Yesterday, though, was different — at least here in the NYC area. Everybody — and I mean everybody — was talking about the basketball game, and specifically, the put back pictured above. People who had never watched a Knicks game in, perhaps, their lives — they were talking about it. There was a certain magic about it. Wherever you went, you could just step right into the conversation. We all, briefly, had a common bond that went beyond the details of our personal lives, and I have to admit, it was kind of magical.
Again, I think the diversification of media is well worth giving that up. But it’s nice to have experienced it again.
Long Reads and Other Things
Here are a few things you may want to check out over the weekend:
1) “This Wine Was the Toast of the World. Now Even the Locals Don’t Drink It.” (New York Times/gift link, 9 minutes, June 2026). The Bordeaux region of France — of the world’s most famous wine regions — has become so associated with expensive, old-fashioned luxury wines that even many people who live there now prefer to drink wines from somewhere else.

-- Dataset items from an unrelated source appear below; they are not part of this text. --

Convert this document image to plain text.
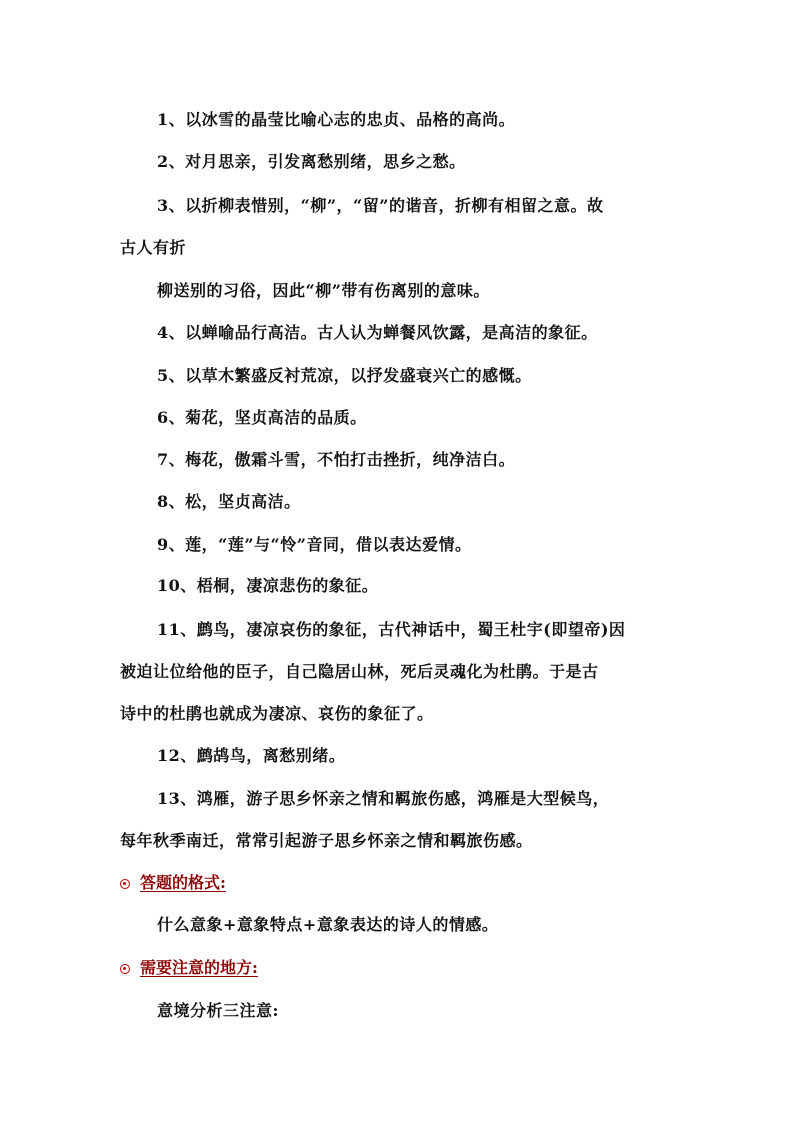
1、以冰雪的晶莹比喻心志的忠贞、品格的高尚。
2、对月思亲，引发离愁别绪，思乡之愁。
3、以折柳表惜别，“柳”，“留”的谐音，折柳有相留之意。故
古人有折
柳送别的习俗，因此“柳”带有伤离别的意味。
4、以蝉喻品行高洁。古人认为蝉餐风饮露，是高洁的象征。
5、以草木繁盛反衬荒凉，以抒发盛衰兴亡的感慨。
6、菊花，坚贞高洁的品质。
7、梅花，傲霜斗雪，不怕打击挫折，纯净洁白。
8、松，坚贞高洁。
9、莲，“莲”与“怜”音同，借以表达爱情。
10、梧桐，凄凉悲伤的象征。
11、鹧鸟，凄凉哀伤的象征，古代神话中，蜀王杜宇(即望帝)因
被迫让位给他的臣子，自己隐居山林，死后灵魂化为杜鹃。于是古
诗中的杜鹃也就成为凄凉、哀伤的象征了。
12、鹧鸪鸟，离愁别绪。
13、鸿雁，游子思乡怀亲之情和羁旅伤感，鸿雁是大型候鸟，
每年秋季南迁，常常引起游子思乡怀亲之情和羁旅伤感。
答题的格式:
什么意象+意象特点+意象表达的诗人的情感。
需要注意的地方:
意境分析三注意:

2) “Ping-pong sponges, ‘black smokers’ and floating somethings: the secrets of the deep sea” (The Guardian, 17 minutes, June 2026). This is about the mysteries of the ocean — the final frontier that’s actually accessible without warp speed.

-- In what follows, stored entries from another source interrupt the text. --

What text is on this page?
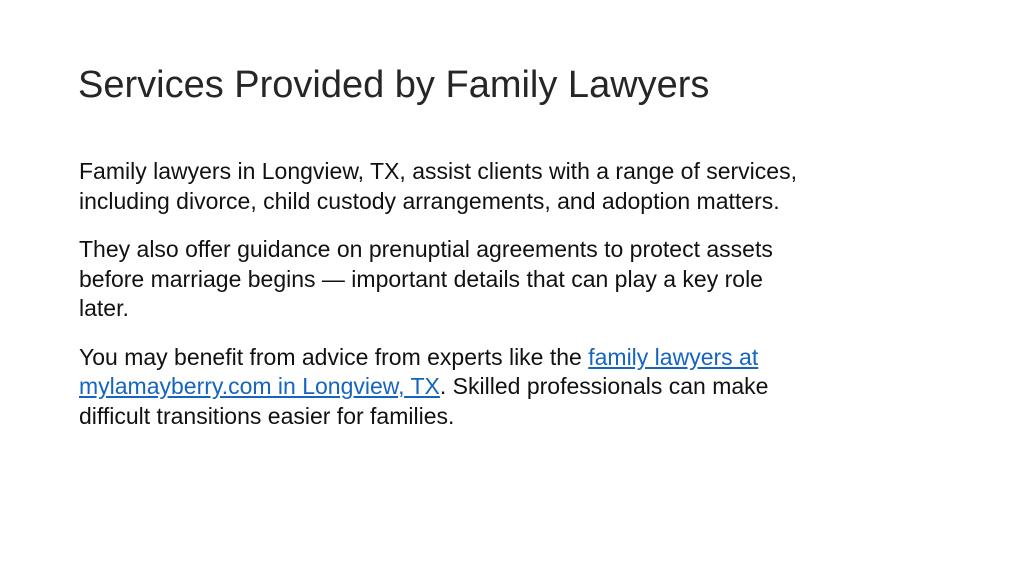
Services Provided by Family Lawyers

Family lawyers in Longview, TX, assist clients with a range of services,
including divorce, child custody arrangements, and adoption matters.

They also offer guidance on prenuptial agreements to protect assets
before marriage begins — important details that can play a key role
later.

You may benefit from advice from experts like the family lawyers at
mylamayberry.com in Longview, TX. Skilled professionals can make
difficult transitions easier for families.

3) “The Grate Cheese Robbery” (Longreads, 17 minutes, May 2026). The subhead: “How organized crime fell in love with cheese.”
A bonus: “3 A.M. Thoughts on the Greatest Knicks Win Ever” (The New Yorker, 8 minutes, June 2026). Sorry if this hits a paywall — it’s actually pretty skippable anyway, hence the “bonus” — but I’m still loving the moment.
Have a great weekend — and let’s go Knicks!